Einer der Gründe dafür: Es gibt einfach relativ wenige Betriebe im Land, die Rinder, Schweine oder andere Nutztiere halten. Im März 2010, dem Jahr der letzten großen Landwirtschaftszählung, wurden laut Statistischem Landesamt 8100 Vieh haltende Höfe in Rheinland- Pfalz registriert. Ihre Zahl hatte sich damit gegenüber 1999 fast halbiert. Der Anteil der Vieh haltenden Betriebe an der Zahl der landwirtschaftlichen Betriebe lag mit 39 Prozent deutlich unter dem bundesdeutschen Durchschnitt (72 Prozent).

Zusammen hängt das unter anderem mit einer zunehmenden Spezialisierung. „Anfang der 50er- Jahre hatte noch fast jeder Landwirt Rinder im Stall“, sagt Frieder Zimmermann, Sprecher der Landwirtschaftskammer Rheinland-Pfalz. Heute leistet sich das ein Betrieb, der Obst oder Ackerfrüchte anbaut, nicht mehr. Und selbst in den auf Viehhaltung spezialisierten Höfen im Land nehmen die Bestände immer weiter ab. Zwischen November 2011 und November 2012 sank nach Angaben des Statistischen Landesamtes der Schweinebestand um 11,4 Prozent auf 214 800 Tiere.

355 400 Rinder wurden gezählt – und damit 2,1 Prozent weniger als noch im Jahr davor. Gleichzeitig ist die „Fleischeslust“ der Rheinland-Pfälzer nach wie vor groß. Bei einer Umfrage der Techniker Krankenkasse im Land gaben 56 Prozent der Befragten an, dass bei ihnen nahezu täglich Fleisch auf dem Speiseplan steht. Laut Auskunft des Verbraucherschutzministeriums in Mainz deckt Rheinland-Pfalz dabei den Bedarf an Schweine- und Rindfleisch nur zu 17 beziehungsweise 60 Prozent selbst.

Zigtausende Tonnen werden demnach importiert – aus Westfalen, Niedersachsen, Belgien und den Niederlanden. Das Fleisch, das wir essen, stammt also nicht unbedingt aus der Region, in der wir leben. Wenn nicht die geringe Nachfrage, was sind dann die Gründe für die schrumpfenden Bestände im Land? Reimund Möcklinghoff, Referent bei der Landwirtschaftskammer Rheinland- Pfalz, sagt, dass unter anderem die Anforderungen an die Ställe steigen.

„In der Schweinehaltung hat es gerade erst eine Änderung der Halteverordnung gegeben“, erläutert er. Tragende Sauen dürfen seit dem 1. Januar 2013 nicht mehr einzeln, sondern nur noch in Gruppen gehalten werden. Binnen einer Übergangsfrist von sechs Jahren mussten die Bauern ihre Ställe umbauen. Vor allem kleine Betriebe können oder wollen sich solche Umstellungen nicht leisten.

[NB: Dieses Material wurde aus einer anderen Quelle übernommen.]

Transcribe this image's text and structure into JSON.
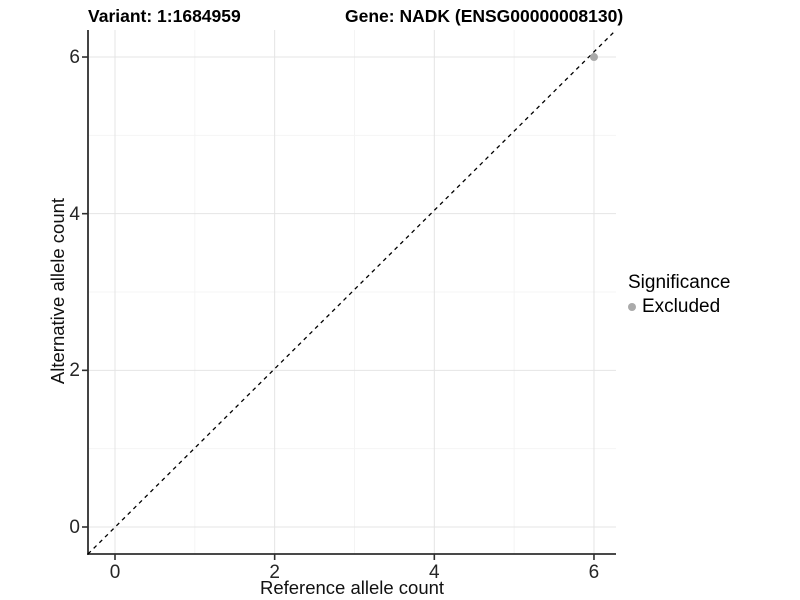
{
  "titles": {
    "variant": "Variant: 1:1684959",
    "gene": "Gene: NADK (ENSG00000008130)"
  },
  "legend": {
    "title": "Significance",
    "items": [
      {
        "label": "Excluded",
        "color": "#aaaaaa"
      }
    ]
  },
  "colors": {
    "background": "#ffffff",
    "grid_major": "#e4e4e4",
    "grid_minor": "#f4f4f4",
    "axis_line": "#2f2f2f",
    "identity_line": "#000000",
    "point": "#aaaaaa"
  },
  "chart_data": {
    "type": "scatter",
    "title": "Variant: 1:1684959   Gene: NADK (ENSG00000008130)",
    "xlabel": "Reference allele count",
    "ylabel": "Alternative allele count",
    "xlim": [
      -0.34,
      6.28
    ],
    "ylim": [
      -0.35,
      6.35
    ],
    "x_ticks": [
      0,
      2,
      4,
      6
    ],
    "y_ticks": [
      0,
      2,
      4,
      6
    ],
    "x_minor_gridlines": [
      1,
      3,
      5
    ],
    "y_minor_gridlines": [
      1,
      3,
      5
    ],
    "grid": true,
    "legend_position": "right",
    "reference_line": {
      "kind": "identity y=x",
      "style": "dashed",
      "color": "#000000"
    },
    "series": [
      {
        "name": "Excluded",
        "color": "#aaaaaa",
        "points": [
          {
            "x": 6,
            "y": 6
          }
        ]
      }
    ]
  }
}
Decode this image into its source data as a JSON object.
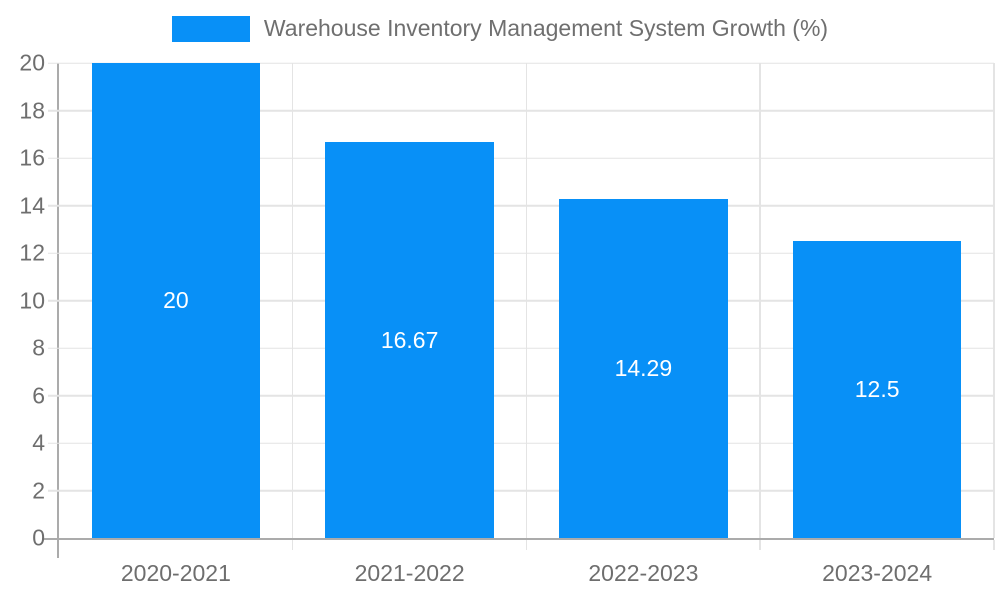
{
  "chart_data": {
    "type": "bar",
    "title": "Warehouse Inventory Management System Growth (%)",
    "categories": [
      "2020-2021",
      "2021-2022",
      "2022-2023",
      "2023-2024"
    ],
    "values": [
      20,
      16.67,
      14.29,
      12.5
    ],
    "value_labels": [
      "20",
      "16.67",
      "14.29",
      "12.5"
    ],
    "xlabel": "",
    "ylabel": "",
    "ylim": [
      0,
      20
    ],
    "ytick_step": 2,
    "grid": "on",
    "legend_position": "top-center"
  },
  "legend": {
    "label": "Warehouse Inventory Management System Growth (%)"
  },
  "colors": {
    "bar": "#0890F7",
    "grid": "#e4e4e4",
    "axis": "#ababab",
    "tick_text": "#6e6e6e",
    "legend_text": "#6f6f6f",
    "value_text": "#ffffff",
    "background": "#ffffff"
  }
}
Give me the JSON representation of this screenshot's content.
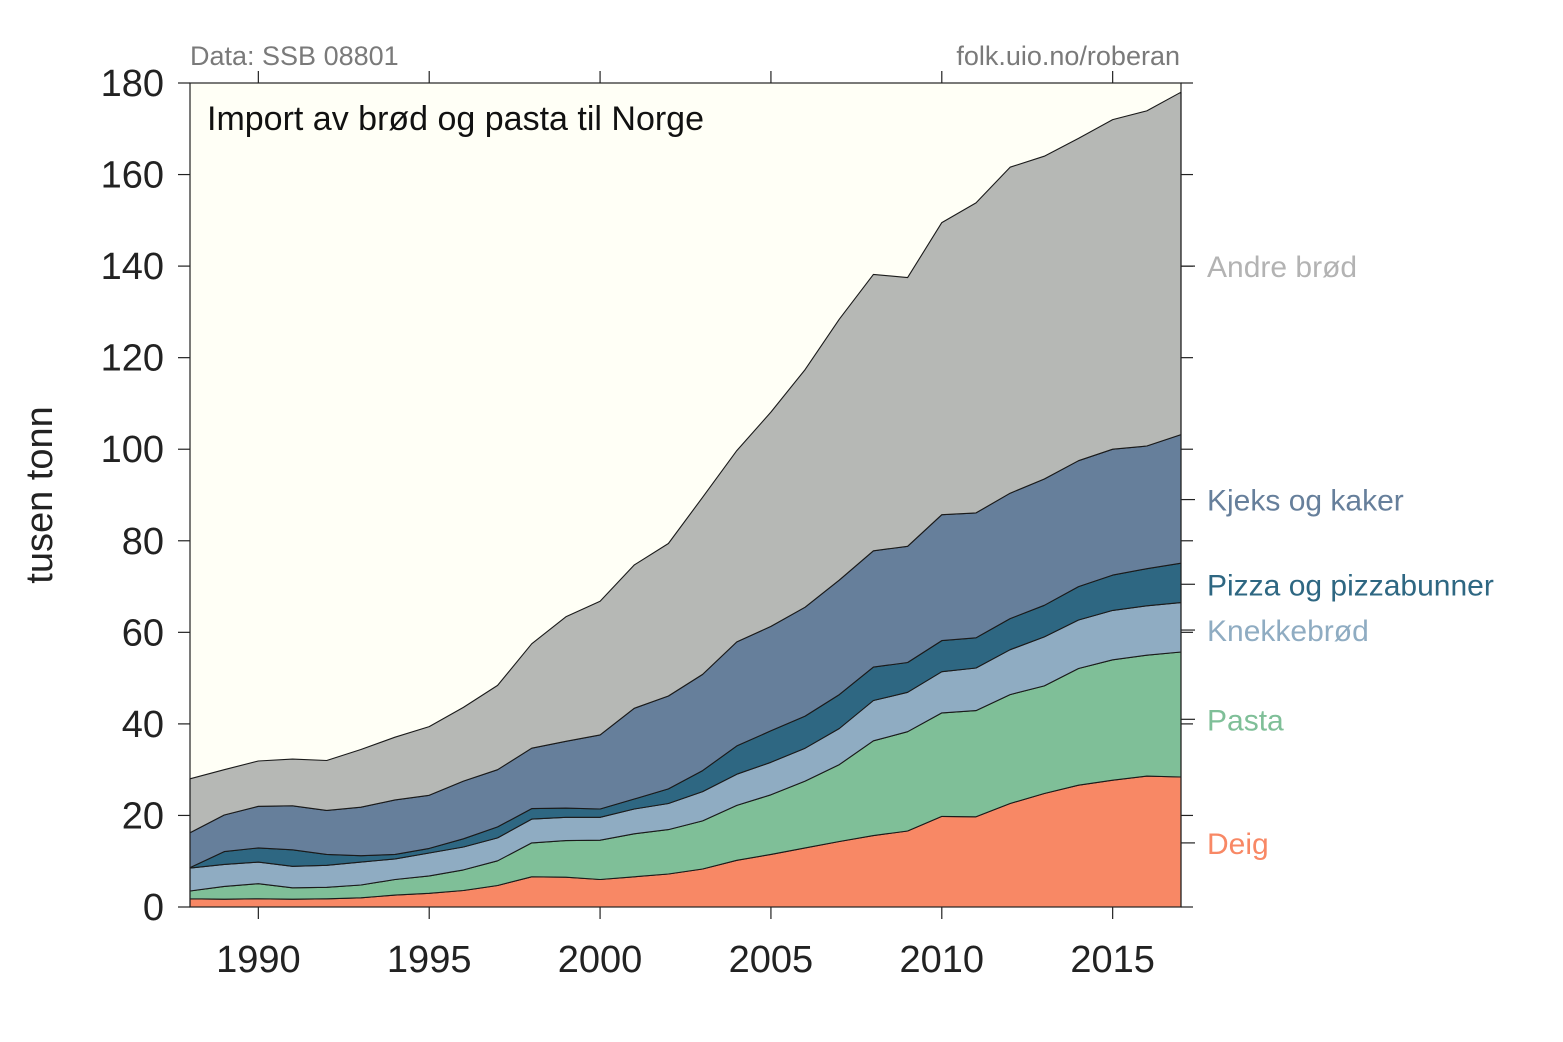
{
  "chart_data": {
    "type": "area",
    "stacked": true,
    "title": "Import av brød og pasta til Norge",
    "source_left": "Data: SSB 08801",
    "source_right": "folk.uio.no/roberan",
    "ylabel": "tusen tonn",
    "xlim": [
      1988,
      2017
    ],
    "ylim": [
      0,
      180
    ],
    "xticks": [
      1990,
      1995,
      2000,
      2005,
      2010,
      2015
    ],
    "yticks": [
      0,
      20,
      40,
      60,
      80,
      100,
      120,
      140,
      160,
      180
    ],
    "background_color": "#fffff6",
    "legend": "inline-right",
    "x": [
      1988,
      1989,
      1990,
      1991,
      1992,
      1993,
      1994,
      1995,
      1996,
      1997,
      1998,
      1999,
      2000,
      2001,
      2002,
      2003,
      2004,
      2005,
      2006,
      2007,
      2008,
      2009,
      2010,
      2011,
      2012,
      2013,
      2014,
      2015,
      2016,
      2017
    ],
    "series": [
      {
        "name": "Deig",
        "color": "#f88865",
        "values": [
          1.8,
          1.7,
          1.8,
          1.7,
          1.8,
          2.0,
          2.6,
          3.0,
          3.6,
          4.7,
          6.6,
          6.5,
          6.0,
          6.6,
          7.2,
          8.3,
          10.2,
          11.5,
          12.9,
          14.3,
          15.6,
          16.6,
          19.8,
          19.7,
          22.6,
          24.8,
          26.6,
          27.7,
          28.6,
          28.4
        ]
      },
      {
        "name": "Pasta",
        "color": "#7fbf98",
        "values": [
          1.7,
          2.8,
          3.3,
          2.5,
          2.5,
          2.8,
          3.4,
          3.8,
          4.5,
          5.4,
          7.4,
          8.0,
          8.6,
          9.4,
          9.7,
          10.5,
          12.0,
          13.0,
          14.6,
          16.8,
          20.7,
          21.7,
          22.6,
          23.2,
          23.8,
          23.5,
          25.5,
          26.3,
          26.4,
          27.3
        ]
      },
      {
        "name": "Knekkebrød",
        "color": "#8facc2",
        "values": [
          5.0,
          4.8,
          4.7,
          4.7,
          4.8,
          5.0,
          4.5,
          5.0,
          5.0,
          5.0,
          5.2,
          5.1,
          5.0,
          5.4,
          5.7,
          6.4,
          6.8,
          7.1,
          7.2,
          7.9,
          8.8,
          8.6,
          9.0,
          9.3,
          9.8,
          10.7,
          10.6,
          10.8,
          10.8,
          10.8
        ]
      },
      {
        "name": "Pizza og pizzabunner",
        "color": "#2e6782",
        "values": [
          0.1,
          2.8,
          3.1,
          3.6,
          2.4,
          1.4,
          1.0,
          1.0,
          1.8,
          2.4,
          2.3,
          2.0,
          1.8,
          2.2,
          3.2,
          4.6,
          6.2,
          6.9,
          7.0,
          7.4,
          7.3,
          6.5,
          6.8,
          6.6,
          6.8,
          6.9,
          7.3,
          7.7,
          8.1,
          8.6
        ]
      },
      {
        "name": "Kjeks og kaker",
        "color": "#667f9b",
        "values": [
          7.6,
          8.0,
          9.1,
          9.6,
          9.6,
          10.6,
          11.9,
          11.6,
          12.6,
          12.5,
          13.2,
          14.6,
          16.2,
          19.8,
          20.3,
          21.0,
          22.7,
          22.8,
          23.8,
          25.0,
          25.4,
          25.4,
          27.5,
          27.3,
          27.4,
          27.6,
          27.5,
          27.5,
          26.8,
          28.1
        ]
      },
      {
        "name": "Andre brød",
        "color": "#b6b8b5",
        "values": [
          11.8,
          9.9,
          9.9,
          10.2,
          10.9,
          12.6,
          13.7,
          15.0,
          16.1,
          18.4,
          22.8,
          27.2,
          29.2,
          31.3,
          33.3,
          38.7,
          41.8,
          46.8,
          51.9,
          57.0,
          60.4,
          58.7,
          63.8,
          67.7,
          71.2,
          70.5,
          70.4,
          72.0,
          73.2,
          74.8
        ]
      }
    ]
  }
}
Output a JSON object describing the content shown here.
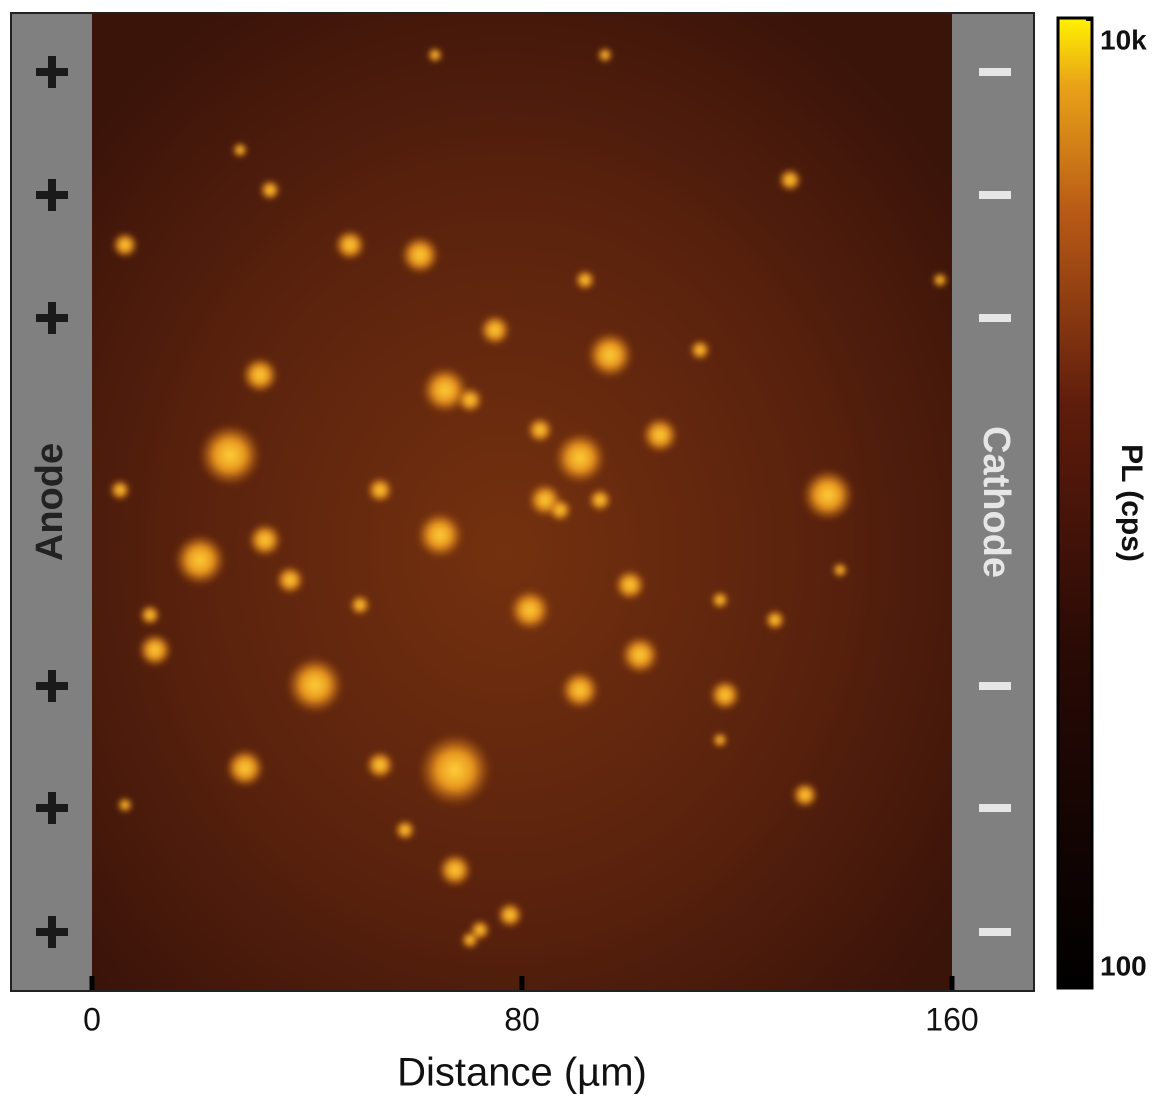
{
  "chart_data": {
    "type": "image",
    "x_label": "Distance (µm)",
    "xlim": [
      0,
      160
    ],
    "xticks": [
      0,
      80,
      160
    ],
    "left_label": "Anode",
    "right_label": "Cathode",
    "colorbar": {
      "label": "PL (cps)",
      "scale": "log",
      "lim": [
        100,
        10000
      ],
      "ticks": [
        100,
        {
          "value": 10000,
          "label": "10k"
        }
      ]
    }
  }
}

Sie geben auf. Die Betriebe, die sich halten, werden immer größer. Das Phänomen „wachsen oder weichen“ ist auch in der Rinderhaltung zu beobachten, wie das Beispiel der Milchviehhaltung zeigt: Im Jahr 1999 gab es zwar mehr als 4000 Milchviehbetriebe. Nur 71 Höfe hatten aber 100 Kühe und mehr. 2010 war die Zahl der Betriebe insgesamt auf weniger als 2500 gesunken. Die Zahl der Höfe mit mehr als 100 Kühen lag aber bei 223. Letztlich, sagt Möcklinghoff, müssen Aufwand und Ertrag für den Bauern im Verhältnis stehen.

Entsprechend (arbeits-)ökonomisch sind auch die Haltungsverfahren ausgelegt. Den Erhebungen des Statistischen Landesamtes zufolge wird die überwiegende Zahl der Rinder im Land in sogenannten Laufställen gehalten. Die Tiere können sich relativ frei bewegen. Aber auch die Anbindehaltung, bei der jedes Rind fixiert ist, ist in rund einem Viertel der Betriebe noch üblich.

Das ganze Jahr im Stall gehalten werden jedoch die wenigsten Tiere – zumindest laut Selbstauskunft der Landwirte: Etwa zwei Drittel der Milchviehhalter und 77 Prozent der Bauern, die Rinder für die Fleischproduktion halten, gaben bei der Landwirtschaftszählung 2010 an, dass sie ihren Tieren ermöglichen, auf die Weide zu gehen. Anders sieht das bei den Schweinen aus: Weidehaltung funktioniert hier nur mit viel Fläche, denn die Tiere müssen oft umziehen, um die Böden zu schonen.

Die Schweine wälzen die ganze Grasnarbe um, der Kot würde das Grundwasser verunreinigen. Auch aus diesem Grund werden Schweine in Rheinland-Pfalz überwiegend in Ställen gehalten.